This is nothing like Standard Oil. MS gained its position via consumer choice.
The definition of monopoly attributed to them is only for Intel-compatible PC desktop operating systems. The judge had to severely limit the scope of the market to make the claim that MS had a monopoly, and the claim and supporting findings were and are still flimsy.
If you read many of the findings, they basically say that other companies can't compete because consumers choose to use MS products, or that the competitors' products are mediocre in comparison. In other words, MS suffers because the consumer likes their products best, and the competitors don't do enough to present a credible alternative.

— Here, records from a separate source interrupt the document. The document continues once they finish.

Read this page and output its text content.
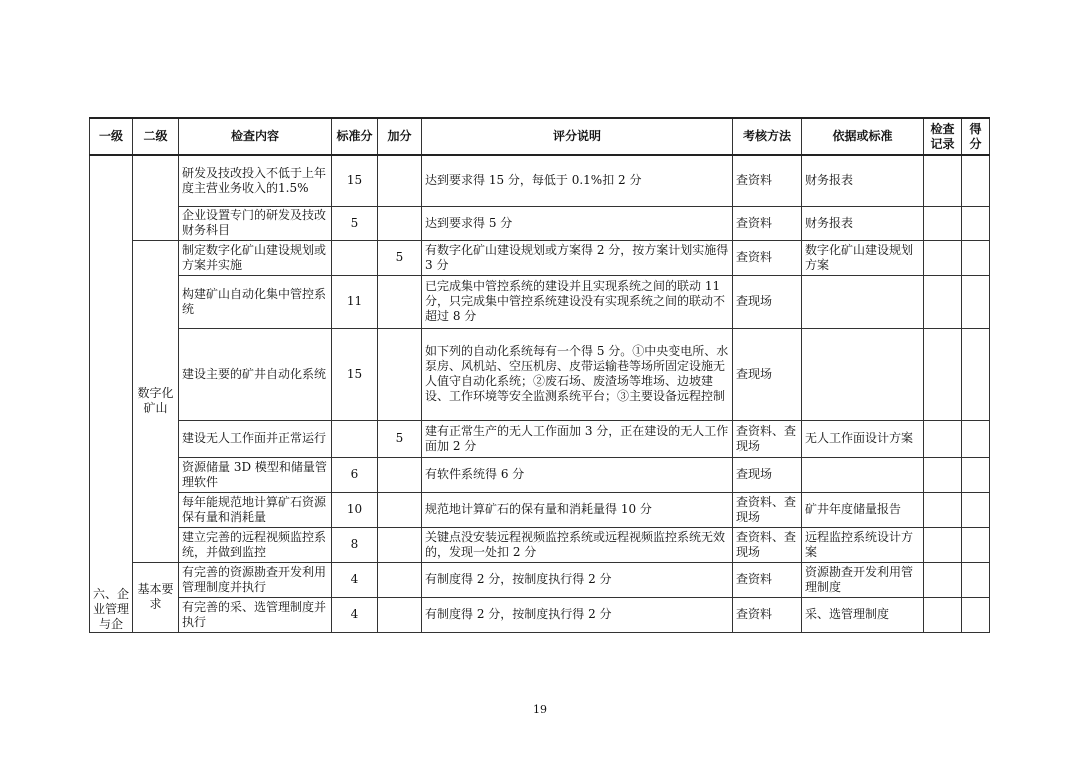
一级	二级	检查内容	标准分	加分	评分说明	考核方法	依据或标准	检查记录	得分

六、企业管理与企		研发及技改投入不低于上年度主营业务收入的1.5%	15		达到要求得 15 分，每低于 0.1%扣 2 分	查资料	财务报表		
		企业设置专门的研发及技改财务科目	5		达到要求得 5 分	查资料	财务报表		
	数字化矿山	制定数字化矿山建设规划或方案并实施		5	有数字化矿山建设规划或方案得 2 分，按方案计划实施得 3 分	查资料	数字化矿山建设规划方案		
		构建矿山自动化集中管控系统	11		已完成集中管控系统的建设并且实现系统之间的联动 11 分，只完成集中管控系统建设没有实现系统之间的联动不超过 8 分	查现场			
		建设主要的矿井自动化系统	15		如下列的自动化系统每有一个得 5 分。①中央变电所、水泵房、风机站、空压机房、皮带运输巷等场所固定设施无人值守自动化系统；②废石场、废渣场等堆场、边坡建设、工作环境等安全监测系统平台；③主要设备远程控制	查现场			
		建设无人工作面并正常运行		5	建有正常生产的无人工作面加 3 分，正在建设的无人工作面加 2 分	查资料、查现场	无人工作面设计方案		
		资源储量 3D 模型和储量管理软件	6		有软件系统得 6 分	查现场			
		每年能规范地计算矿石资源保有量和消耗量	10		规范地计算矿石的保有量和消耗量得 10 分	查资料、查现场	矿井年度储量报告		
		建立完善的远程视频监控系统，并做到监控	8		关键点没安装远程视频监控系统或远程视频监控系统无效的，发现一处扣 2 分	查资料、查现场	远程监控系统设计方案		
	基本要求	有完善的资源勘查开发利用管理制度并执行	4		有制度得 2 分，按制度执行得 2 分	查资料	资源勘查开发利用管理制度		
		有完善的采、选管理制度并执行	4		有制度得 2 分，按制度执行得 2 分	查资料	采、选管理制度		
19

MS does not have absolute power to decide which way a market goes. There are plenty of products they've made that didn't totally beat out their competitors' products, or didn't take off even though they were the sole provider. They still have to find ways of pleasing the consumer with their product more that a competing one, or offer a compelling reason for the consumer to buy into a totally new product. The main thing that has helped MS in markets they've entered is that either there wasn't a competitive threat to begin with, or their competitors didn't take MS' entry into the market seriously. While MS offered new features/usability improvements in that market, the competitor largely remained stagnant, believing that their current 90+% marketshare meant that they knew best what the customer wanted, and that the customer wanted no more that what they provided, especially if that "more" came from MS.
As for preventing innovation, look at Java - .NET, Netscape - IE, Text Editors - Visual Studio, Palm - PocketPC, Mac - Windows, No Office Suite (Seperate products - hundreds of dollars a piece) - MS Office, etc. Many of these items and others were considered "good enough" until the other products came along to push the competition from their "good enough" state to a state of "we need more" or "this should be easier".
This post was edited by n4cer on Monday, January 19, 2004 at 19:23.